Banks, Investment Firms Line Up as 2 U.S. Groups Bid for a Utility in

Chase Manhattan Corp., Merrill Lynch & Co., and Lehman Brothers Inc. have committed themselves to lend Texas Utilities Co. $10 billion if it wins the bidding for Energy Group PLC.

Dallas-based Texas Utilities launched a $10.3 billion bid Monday for Energy Group, Britain's largest electric utility. The offer includes $7 billion in cash and the assumption of $3 billion of debt.

The bid challenges an offer that Pacificorp, a Portland, Ore., utility, has made for Energy Group. Pacificorp is financed through Goldman, Sachs & Co., its adviser.

Goldman, J.P. Morgan & Co., and Citibank said they would fully finance Pacificorp's $11.1 billion bid, which includes the assumption of $4.1 billion of Energy Group debt.

The broad involvement of both banks and investment banks for a loan of this scale underscores how evenly matched the two kinds of bank have become in the competition to do corporate lending.

"Nobody has a lock on any kind of financing anymore," said Steven Bavaria, a managing director at Standard & Poor's Corp. "But if you've got the M&A relationship and can show that you have full capability to syndicate loans, it certainly gives you that advantage."

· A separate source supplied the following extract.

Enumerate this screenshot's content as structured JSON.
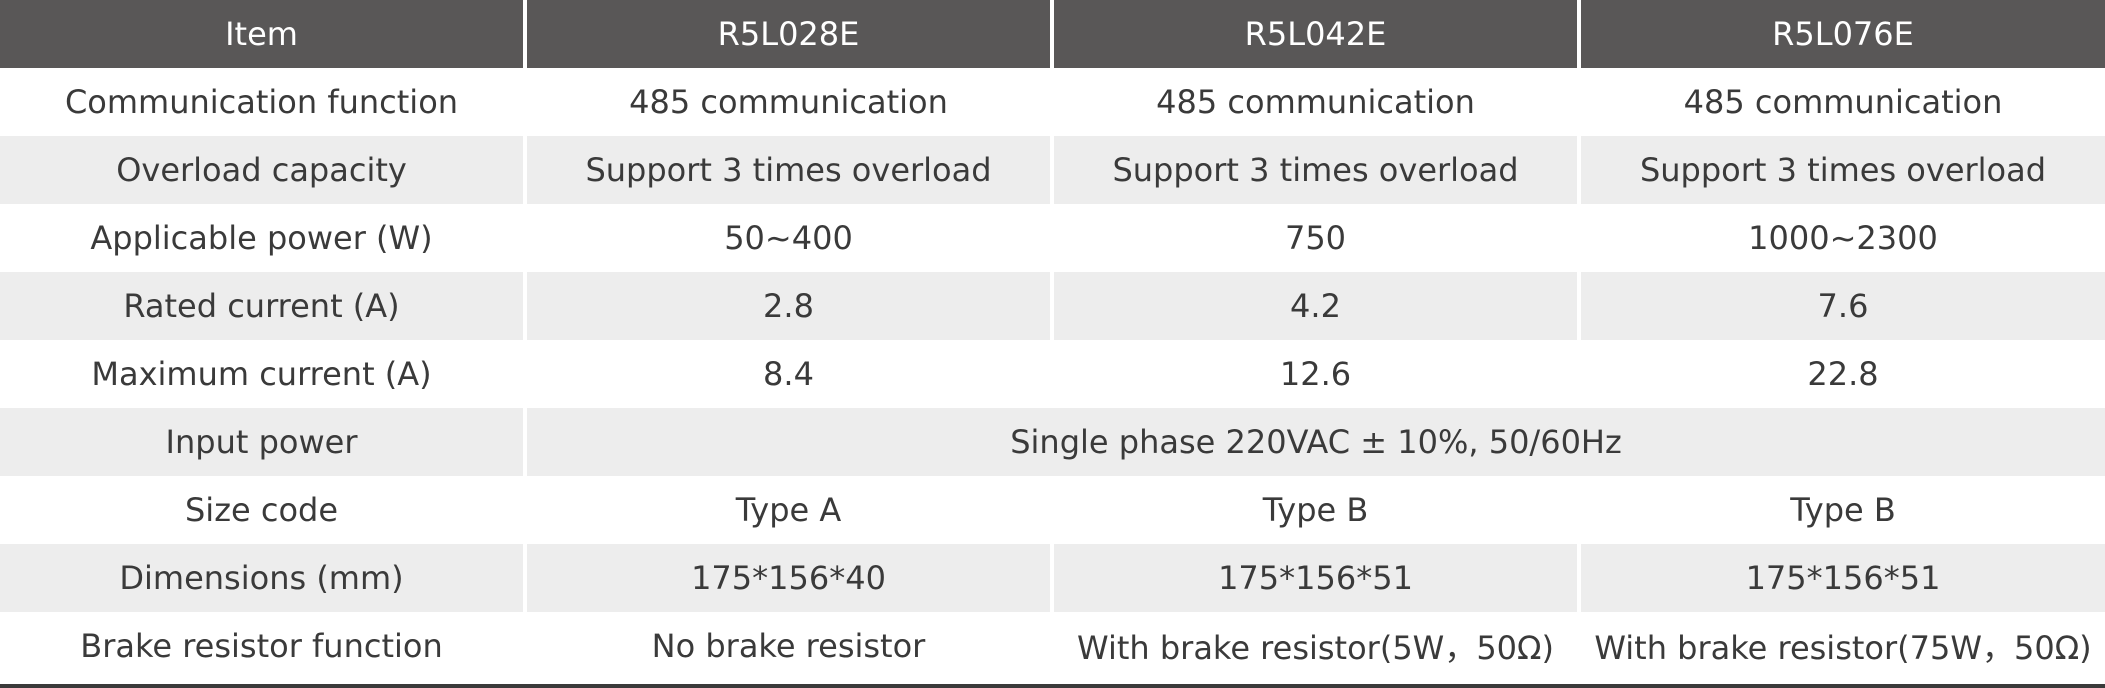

Chase, Texas Utilities' traditional lender, has been named administration agent and co-arranger. Merrill and Lehman would co-arrange the facility, and each institution would underwrite an equal share.

About half the package would be financed in dollar-denominated debt; the other half, in sterling-denominated debt to be allocated to Energy Group for refinancing, according to market sources.

Nearly half the facility would consist of short-term, bridge-like facilities that would be repaid through issuance of other securities and through asset sales, sources said.

Lehman Brothers International and Merrill Lynch advised Texas Utilities on its bid. Lazard Brothers and Morgan Stanley & Co. are acting as advisers to Energy Group.

Under the Texas Utilities bid, it would sell its Peabody coal unit to Lehman Merchant Banking Partners II LP for $2.3 billion, plus the assumption of debt. The unit of Lehman Brothers said it would fund the acquisition of Peabody with 25% equity and the rest with debt from its parent.

Pacificorp initially agreed last June to acquire Energy Group for $5.8 billion. In December and January, Pacificorp raised $1.8 billion of cash from asset sales to apply to this transaction. It raised its bid to $10.7 billion Feb. 3.

A spokesman for Pacificorp said that its financing would initially be arranged in the bank market but that the utility intends to go to the bond market for some portion.